Destination: Heartbreak Hurricane Katrina-part 2

The Maternal Child Health Journal in 2007 had an article called,"Health Concerns of Women and Infants in Times of Natural Disasters: Lessons Learned from Hurricane Katrina."
"Natural disasters such as Hurricane Katrina can result in a substantial disruption of the public health and clinical infrastructures that are necessary for prenatal, intrapartum, and postpartum care. Women remaining in the affected area may need to find a new local source of care, and displaced women will need to find a provider in their new location. Access to existing prenatal care records may be limited, and referral of these women to new providers needs to occur quickly..."

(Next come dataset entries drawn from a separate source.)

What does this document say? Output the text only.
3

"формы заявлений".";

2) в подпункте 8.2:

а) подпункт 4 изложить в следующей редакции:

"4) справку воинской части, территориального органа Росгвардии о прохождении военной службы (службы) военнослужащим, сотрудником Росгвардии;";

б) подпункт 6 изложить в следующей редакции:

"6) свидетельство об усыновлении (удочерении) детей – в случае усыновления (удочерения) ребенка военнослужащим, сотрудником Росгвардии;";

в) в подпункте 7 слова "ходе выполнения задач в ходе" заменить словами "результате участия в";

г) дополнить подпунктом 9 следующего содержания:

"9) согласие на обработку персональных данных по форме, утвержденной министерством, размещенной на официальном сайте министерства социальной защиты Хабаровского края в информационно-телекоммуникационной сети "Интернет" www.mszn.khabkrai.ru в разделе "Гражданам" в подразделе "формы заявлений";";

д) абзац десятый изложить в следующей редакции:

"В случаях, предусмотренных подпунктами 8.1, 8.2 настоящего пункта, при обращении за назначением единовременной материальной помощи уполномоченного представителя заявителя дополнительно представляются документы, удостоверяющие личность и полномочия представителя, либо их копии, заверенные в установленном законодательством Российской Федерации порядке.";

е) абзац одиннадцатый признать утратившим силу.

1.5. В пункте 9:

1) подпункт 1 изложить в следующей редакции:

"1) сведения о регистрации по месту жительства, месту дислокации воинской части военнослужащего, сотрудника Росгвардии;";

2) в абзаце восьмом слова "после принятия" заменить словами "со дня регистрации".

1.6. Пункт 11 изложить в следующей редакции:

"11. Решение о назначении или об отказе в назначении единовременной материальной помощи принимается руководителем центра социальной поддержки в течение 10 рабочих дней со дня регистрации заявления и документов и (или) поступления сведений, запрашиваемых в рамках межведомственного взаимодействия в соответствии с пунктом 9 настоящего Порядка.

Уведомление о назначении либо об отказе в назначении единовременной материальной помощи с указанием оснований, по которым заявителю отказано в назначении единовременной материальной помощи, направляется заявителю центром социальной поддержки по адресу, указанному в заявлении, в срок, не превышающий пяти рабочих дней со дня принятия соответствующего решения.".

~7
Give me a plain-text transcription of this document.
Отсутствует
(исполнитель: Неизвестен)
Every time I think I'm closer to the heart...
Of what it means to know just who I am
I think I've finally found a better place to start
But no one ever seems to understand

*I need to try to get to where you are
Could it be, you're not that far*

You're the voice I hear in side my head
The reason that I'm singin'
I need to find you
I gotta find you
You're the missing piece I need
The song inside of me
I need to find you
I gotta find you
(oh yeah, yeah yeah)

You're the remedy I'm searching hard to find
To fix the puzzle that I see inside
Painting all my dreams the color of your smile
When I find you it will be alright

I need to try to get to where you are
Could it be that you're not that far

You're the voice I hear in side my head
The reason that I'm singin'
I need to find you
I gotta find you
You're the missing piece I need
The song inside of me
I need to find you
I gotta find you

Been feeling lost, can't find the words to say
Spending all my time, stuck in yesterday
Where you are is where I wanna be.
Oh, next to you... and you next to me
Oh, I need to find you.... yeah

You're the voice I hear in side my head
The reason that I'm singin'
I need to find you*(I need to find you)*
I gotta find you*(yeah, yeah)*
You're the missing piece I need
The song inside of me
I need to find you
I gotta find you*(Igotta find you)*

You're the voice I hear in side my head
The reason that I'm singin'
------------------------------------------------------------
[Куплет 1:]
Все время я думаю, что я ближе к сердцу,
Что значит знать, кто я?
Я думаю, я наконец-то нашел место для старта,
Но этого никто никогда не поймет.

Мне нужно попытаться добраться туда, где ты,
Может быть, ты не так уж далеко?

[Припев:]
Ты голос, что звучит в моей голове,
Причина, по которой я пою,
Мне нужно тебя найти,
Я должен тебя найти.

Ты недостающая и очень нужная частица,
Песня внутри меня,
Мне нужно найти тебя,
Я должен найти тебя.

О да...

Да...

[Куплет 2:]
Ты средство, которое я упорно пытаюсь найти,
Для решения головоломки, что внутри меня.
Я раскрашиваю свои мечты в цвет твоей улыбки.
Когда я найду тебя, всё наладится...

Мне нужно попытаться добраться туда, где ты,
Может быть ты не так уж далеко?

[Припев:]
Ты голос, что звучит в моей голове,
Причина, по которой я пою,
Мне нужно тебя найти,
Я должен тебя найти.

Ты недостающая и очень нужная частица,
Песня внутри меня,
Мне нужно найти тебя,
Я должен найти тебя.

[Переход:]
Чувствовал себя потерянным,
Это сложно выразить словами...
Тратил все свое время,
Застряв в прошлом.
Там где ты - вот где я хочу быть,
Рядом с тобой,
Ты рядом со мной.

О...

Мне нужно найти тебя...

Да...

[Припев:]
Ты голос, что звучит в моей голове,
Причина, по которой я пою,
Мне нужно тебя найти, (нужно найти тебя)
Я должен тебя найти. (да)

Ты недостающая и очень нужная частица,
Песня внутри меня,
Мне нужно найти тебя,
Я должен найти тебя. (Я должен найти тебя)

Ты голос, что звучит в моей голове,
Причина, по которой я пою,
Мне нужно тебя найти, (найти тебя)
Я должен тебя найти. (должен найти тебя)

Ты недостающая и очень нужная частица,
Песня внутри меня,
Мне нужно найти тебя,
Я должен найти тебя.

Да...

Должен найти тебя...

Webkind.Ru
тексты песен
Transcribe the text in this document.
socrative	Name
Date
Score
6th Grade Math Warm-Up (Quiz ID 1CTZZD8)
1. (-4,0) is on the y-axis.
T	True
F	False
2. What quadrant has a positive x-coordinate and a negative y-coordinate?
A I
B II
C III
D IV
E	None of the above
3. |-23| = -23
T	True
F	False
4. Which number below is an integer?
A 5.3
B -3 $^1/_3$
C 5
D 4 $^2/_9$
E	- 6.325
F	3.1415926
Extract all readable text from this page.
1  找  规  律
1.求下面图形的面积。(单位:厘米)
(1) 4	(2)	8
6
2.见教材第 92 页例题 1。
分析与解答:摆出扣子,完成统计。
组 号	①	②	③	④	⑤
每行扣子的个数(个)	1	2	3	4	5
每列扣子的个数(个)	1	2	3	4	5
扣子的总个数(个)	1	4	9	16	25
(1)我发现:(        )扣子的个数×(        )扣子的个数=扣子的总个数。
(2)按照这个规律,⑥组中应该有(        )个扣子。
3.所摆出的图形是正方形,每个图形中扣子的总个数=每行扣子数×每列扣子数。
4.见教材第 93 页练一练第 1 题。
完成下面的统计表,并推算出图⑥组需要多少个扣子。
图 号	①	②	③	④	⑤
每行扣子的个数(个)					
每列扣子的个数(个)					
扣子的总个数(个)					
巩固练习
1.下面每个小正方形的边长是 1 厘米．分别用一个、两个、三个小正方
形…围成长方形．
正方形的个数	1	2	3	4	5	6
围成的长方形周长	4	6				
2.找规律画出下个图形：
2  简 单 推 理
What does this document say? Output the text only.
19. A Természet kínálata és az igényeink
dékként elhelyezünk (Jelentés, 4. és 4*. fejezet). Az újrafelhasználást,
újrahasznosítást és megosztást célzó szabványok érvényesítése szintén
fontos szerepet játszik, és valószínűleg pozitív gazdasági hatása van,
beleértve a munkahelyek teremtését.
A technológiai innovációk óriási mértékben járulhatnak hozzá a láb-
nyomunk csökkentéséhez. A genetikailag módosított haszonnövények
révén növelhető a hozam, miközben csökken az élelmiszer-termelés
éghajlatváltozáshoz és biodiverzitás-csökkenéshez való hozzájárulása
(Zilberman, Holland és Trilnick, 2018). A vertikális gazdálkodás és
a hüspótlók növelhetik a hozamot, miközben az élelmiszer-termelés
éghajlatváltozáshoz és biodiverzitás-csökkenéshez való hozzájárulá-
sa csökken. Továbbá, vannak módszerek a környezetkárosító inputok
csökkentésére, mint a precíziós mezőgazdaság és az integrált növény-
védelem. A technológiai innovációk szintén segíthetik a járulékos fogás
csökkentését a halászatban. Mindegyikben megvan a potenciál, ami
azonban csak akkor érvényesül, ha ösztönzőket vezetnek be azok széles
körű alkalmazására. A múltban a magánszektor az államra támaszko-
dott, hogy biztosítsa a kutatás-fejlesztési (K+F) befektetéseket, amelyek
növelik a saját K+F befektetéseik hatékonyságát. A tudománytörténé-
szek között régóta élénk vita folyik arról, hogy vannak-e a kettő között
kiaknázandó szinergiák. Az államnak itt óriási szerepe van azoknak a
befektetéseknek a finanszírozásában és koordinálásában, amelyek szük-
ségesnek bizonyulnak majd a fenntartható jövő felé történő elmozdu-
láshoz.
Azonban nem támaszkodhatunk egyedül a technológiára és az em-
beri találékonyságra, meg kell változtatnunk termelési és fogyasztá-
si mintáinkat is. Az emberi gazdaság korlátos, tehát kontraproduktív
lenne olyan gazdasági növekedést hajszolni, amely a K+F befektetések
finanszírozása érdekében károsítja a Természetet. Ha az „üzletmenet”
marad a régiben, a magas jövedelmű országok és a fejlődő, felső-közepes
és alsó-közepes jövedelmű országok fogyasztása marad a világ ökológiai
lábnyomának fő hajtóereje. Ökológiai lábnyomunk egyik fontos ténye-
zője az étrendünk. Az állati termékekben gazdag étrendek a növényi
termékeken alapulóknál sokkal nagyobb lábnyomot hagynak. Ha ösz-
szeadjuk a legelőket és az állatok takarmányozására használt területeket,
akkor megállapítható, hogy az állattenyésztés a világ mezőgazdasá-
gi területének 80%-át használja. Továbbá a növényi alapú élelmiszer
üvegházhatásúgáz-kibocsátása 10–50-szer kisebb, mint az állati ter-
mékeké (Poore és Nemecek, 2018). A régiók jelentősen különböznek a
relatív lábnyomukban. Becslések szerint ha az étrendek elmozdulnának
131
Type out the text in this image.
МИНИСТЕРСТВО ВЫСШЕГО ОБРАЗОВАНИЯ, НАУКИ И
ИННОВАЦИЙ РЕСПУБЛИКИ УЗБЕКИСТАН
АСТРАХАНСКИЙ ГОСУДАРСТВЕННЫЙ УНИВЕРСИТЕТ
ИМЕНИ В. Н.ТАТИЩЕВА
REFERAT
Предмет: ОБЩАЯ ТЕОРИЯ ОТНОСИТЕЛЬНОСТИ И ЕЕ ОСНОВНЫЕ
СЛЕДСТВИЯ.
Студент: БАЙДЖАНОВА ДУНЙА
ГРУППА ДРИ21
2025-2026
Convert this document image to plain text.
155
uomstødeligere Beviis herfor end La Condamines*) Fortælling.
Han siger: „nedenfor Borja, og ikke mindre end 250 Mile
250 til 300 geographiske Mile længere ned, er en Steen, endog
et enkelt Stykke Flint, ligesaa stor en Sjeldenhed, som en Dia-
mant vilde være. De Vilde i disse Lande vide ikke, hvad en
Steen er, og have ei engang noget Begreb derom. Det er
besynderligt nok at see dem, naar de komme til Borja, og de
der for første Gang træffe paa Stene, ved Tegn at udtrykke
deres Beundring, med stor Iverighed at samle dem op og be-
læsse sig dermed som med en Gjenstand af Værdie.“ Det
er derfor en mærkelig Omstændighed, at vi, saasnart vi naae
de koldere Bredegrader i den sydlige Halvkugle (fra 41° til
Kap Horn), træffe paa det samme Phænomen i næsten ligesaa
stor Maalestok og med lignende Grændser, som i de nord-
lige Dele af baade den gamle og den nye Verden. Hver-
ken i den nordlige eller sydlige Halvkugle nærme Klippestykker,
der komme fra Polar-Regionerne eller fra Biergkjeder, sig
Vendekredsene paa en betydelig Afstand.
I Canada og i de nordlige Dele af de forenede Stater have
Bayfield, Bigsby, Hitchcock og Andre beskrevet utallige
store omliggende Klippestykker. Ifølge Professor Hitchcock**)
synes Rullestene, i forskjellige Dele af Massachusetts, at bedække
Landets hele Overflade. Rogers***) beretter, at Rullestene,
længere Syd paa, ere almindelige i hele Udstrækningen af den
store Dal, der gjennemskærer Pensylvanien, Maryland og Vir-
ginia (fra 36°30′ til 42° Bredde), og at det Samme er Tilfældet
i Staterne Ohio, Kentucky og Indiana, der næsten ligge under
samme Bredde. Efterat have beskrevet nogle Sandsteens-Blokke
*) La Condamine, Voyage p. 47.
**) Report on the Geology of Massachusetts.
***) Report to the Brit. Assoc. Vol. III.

In a letter written by the American Academy of Pediatrics, Louisiana Chapter to The Advocate in October 10, 2007, they say, ""However there are still pediatricians who refuse to accept Medicaid patients because of the less than adequate reimbursement and the fear that more cuts will be made. When the state had budget problems, Medicaid is a big target that is totally unprotected."
A recent news article from the Bradenton Herald in Florida (December3, 2008) entitled, "Baby almost dies from watered-down formula," states, "She [the mother or the baby that nearly died] said she was trying to stretch the allotment of baby formula cans she receives each month from the federal WIC program for low-income families......'WIC only gave me 8-10 cans a month, he goes through 15 cans...'" Baby LaDamian, 5 months old, survived and was expected to be released from the hospital in Tampa.
Tiffany Woods and Emmanuel Scott of Shreveport, unlike this recent Florida family, faced far more tragic consequences regarding their infant, Emmanuel. Tiffany and Emmanuel were from New Orleans, escaping Hurricane Katrina by evacuating to Shreveport. Their son had just been released from the hospital having been premature and only weighing 3 pounds at birth.
Tiffany, according to news articles, found him difficult to feed. [Many premature infants have feeding difficulties and are at risk for failure-to-thrive.] She stated in court testimony, according to one news article that she had run out of WIC and couldn't afford formula. She fed her son cow's milk instead of formula. At 5 months old in November of 2005, baby Emmanuel died. The cause according to a coroner's report was malnutrition and starvation. According to one news article, Tiffany said he was sick. Tiffany and Emmanuel were arrested and charged with the baby's death in September of 2006. In August of 2008, a judge found them guilty in the death of their son. (they declined a jury trial). They were sentenced in September of this year to life in prison for 2nd degree murder.
Supposedly during closing arguments, the Prosecutor said, "This baby didn't die in a hut in another nation, it died in a house in Shreveport, with a refrigerator that was full of beer and food." The couple was tried in a Caddo Parish courtroom in Shreveport, Louisiana. Caddo Parish has a documented black infant mortality rate of 32.7--similiar to some African nations.
The paradox of our land of plenty is that we spend more per capita on healthcare than any other nation in the world but our black infant mortality rate is closer to some developing nations.
The judge in this case did not believe Tiffany's testimony and found the autopsy picture shocking (all failure-to-thrive babies are shocking to look at). I find it disturbing that the autopsy pictures of baby Emmanuel can still be viewed on the internet.
I read many of the internet comments to this news event and was floored by the almost universal condemnation of this couple. I am not sure how we ever get to the truth of any given situation. Was Tiffany not telling the truth to the judge? Was the judge aware of the issues regarding evacuees (it has been estimated that over 5000 evacuees sheltered in Shreveport). How did the clinics in Shreveport, Medicaid and WIC, handle this massive influx of people? How overwhelmed were the families by the stress of evacuation and the lines and waiting? Would they have felt that there is no help, even when you ask for help? Why in Florida do we quickly believe that the white mother who nearly killed her baby by watering down the formula was just ignorant? But a black mother must have been negligent/murderous to give her infant cow's milk? How easy or difficult would it have been to see a pediatrician in Shreveport, if you were an evacuee without money, credit, or any paperwork? Wouldn't some people fall through the cracks? Questions and more questions.